I could try it again to validate, but I can't be bothered. As far as I'm concerned, I'm super accurate judging the passage of time. No need to find out if it was a lucky random pick in the interval [58, 62] :)
60.38s for me, which also surprised me.
But the real surprise was just how close a lot of people get. I was fully expecting a bell curve that was offset high or low due to some imagined bias people would have to count fast or slow.
Unless you try it again, we have no quantitative basis for estimating your variance. You can brag all you like, but I'm not listening.
Ok, I just did it again right now. This result was 59.48s.
I'm going to acknowledge that result as an outlier, exclude it from my analysis, and stick with my median result of 60.02.
$ np.median([59.48, 60.02]) 59.75 $ stats.median_abs_deviation([59.48, 60.02]) 0.27
;-)
Just some feed back. I started the challenge, but the constant text changing like "I'm bored" etc was enough to throw off my internal clock to guess when to stop it.
Close your eyes.
All I did was count from 20 to 80. Why from 20? Its a trick I learned from drivers license practice. In my language, the 1 to 20 are too short, so if you want to time a second they're not appropriate.
I pushed a quick fix to the issue by freezing the data being sent to the client, thereby halting the rapid growth in data consumption.
What do you mean by "freezing the data"?
Regarding the excessive download problem, my first instinct is to periodically (for example, every hour) compute summary statistics for the bar chart and store that in Firebase. This, of course, would require an additional script/service to perform these periodic jobs.
I'm not sure if that's what you ended up doing and I'm curious what your solution is.
> What do you mean by "freezing the data"?
https://github.com/JinayJain/just-a-minute/blob/master/app.j...
As others have mentioned, my solution in the moment was to download the JSON file from Firebase, compute histogram statistics manually, and hardcode the histogram into the JS itself.
Obviously not a scalable solution, and I think I would have done something very similar to the periodic updates like you mentioned (if I had more experience with cloud functions etc.)
> This, of course, would require an additional script/service to perform these periodic jobs.
Also worth noting that Firebase has built-in “cloud functions” which have access to the database API. It would be pretty easy to run one on a schedule.
Probably (and I'm guessing, not the author here) took a snapshot of the data and hardcoded that to be sent to the client instead of live data.
There used to be a very old DOS program that did this, but for 5 seconds.
is there a way to see the results without going through the challenge?
I filter out any data points <5 seconds (as seen in the graph), so completing your attempt in under 5 seconds should do it.
Ideally, people would do the challenge first and then see where they lie on the graph before seeing the data itself.
that's what I ended up doing.
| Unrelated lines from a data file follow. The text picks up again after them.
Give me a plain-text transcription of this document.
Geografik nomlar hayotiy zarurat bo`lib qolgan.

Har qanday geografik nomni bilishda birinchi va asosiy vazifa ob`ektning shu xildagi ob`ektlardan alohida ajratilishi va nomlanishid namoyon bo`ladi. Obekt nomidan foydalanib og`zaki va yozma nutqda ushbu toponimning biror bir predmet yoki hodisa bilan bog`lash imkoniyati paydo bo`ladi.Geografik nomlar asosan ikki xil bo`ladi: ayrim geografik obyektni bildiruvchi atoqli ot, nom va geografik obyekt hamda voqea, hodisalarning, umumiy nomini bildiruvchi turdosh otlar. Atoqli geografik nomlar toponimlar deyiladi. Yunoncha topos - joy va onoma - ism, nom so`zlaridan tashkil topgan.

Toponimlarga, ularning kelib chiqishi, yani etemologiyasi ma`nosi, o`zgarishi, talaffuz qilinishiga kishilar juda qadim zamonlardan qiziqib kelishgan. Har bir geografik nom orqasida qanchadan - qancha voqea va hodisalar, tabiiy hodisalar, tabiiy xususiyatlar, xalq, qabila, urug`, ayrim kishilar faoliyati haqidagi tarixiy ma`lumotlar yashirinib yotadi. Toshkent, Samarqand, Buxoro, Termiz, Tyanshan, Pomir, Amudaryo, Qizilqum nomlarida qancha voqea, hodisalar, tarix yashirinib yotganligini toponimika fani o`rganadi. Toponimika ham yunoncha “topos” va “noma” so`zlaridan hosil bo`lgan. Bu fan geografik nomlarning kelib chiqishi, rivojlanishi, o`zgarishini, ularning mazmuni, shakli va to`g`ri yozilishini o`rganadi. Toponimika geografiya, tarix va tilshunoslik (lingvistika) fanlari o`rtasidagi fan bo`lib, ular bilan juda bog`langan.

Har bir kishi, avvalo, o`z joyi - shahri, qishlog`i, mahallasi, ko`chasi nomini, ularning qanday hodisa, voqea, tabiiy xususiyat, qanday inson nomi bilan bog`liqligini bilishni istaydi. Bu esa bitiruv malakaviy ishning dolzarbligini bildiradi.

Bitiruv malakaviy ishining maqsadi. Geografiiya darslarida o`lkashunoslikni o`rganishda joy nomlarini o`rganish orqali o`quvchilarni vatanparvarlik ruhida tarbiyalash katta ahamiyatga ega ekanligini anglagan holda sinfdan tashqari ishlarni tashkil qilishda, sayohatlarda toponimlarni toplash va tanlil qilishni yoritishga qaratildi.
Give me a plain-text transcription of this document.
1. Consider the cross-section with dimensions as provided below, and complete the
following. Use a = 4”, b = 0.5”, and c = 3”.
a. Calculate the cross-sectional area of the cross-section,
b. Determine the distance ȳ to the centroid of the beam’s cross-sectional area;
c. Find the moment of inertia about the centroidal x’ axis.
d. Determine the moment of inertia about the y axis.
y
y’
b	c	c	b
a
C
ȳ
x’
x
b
I was looking at it, clicked to see your other projects, and then went back and couldn't view the results
Nice bell curve around 60s but a little higher on left than right (more people underestimate, but proportionally) and there’s a spike at 0-8 seconds (from people who just wanted to see results or decided to quit quickly.)
I think there's also a good amount of people who didn't get what the site was actually asking the user to do and just did what was prompted.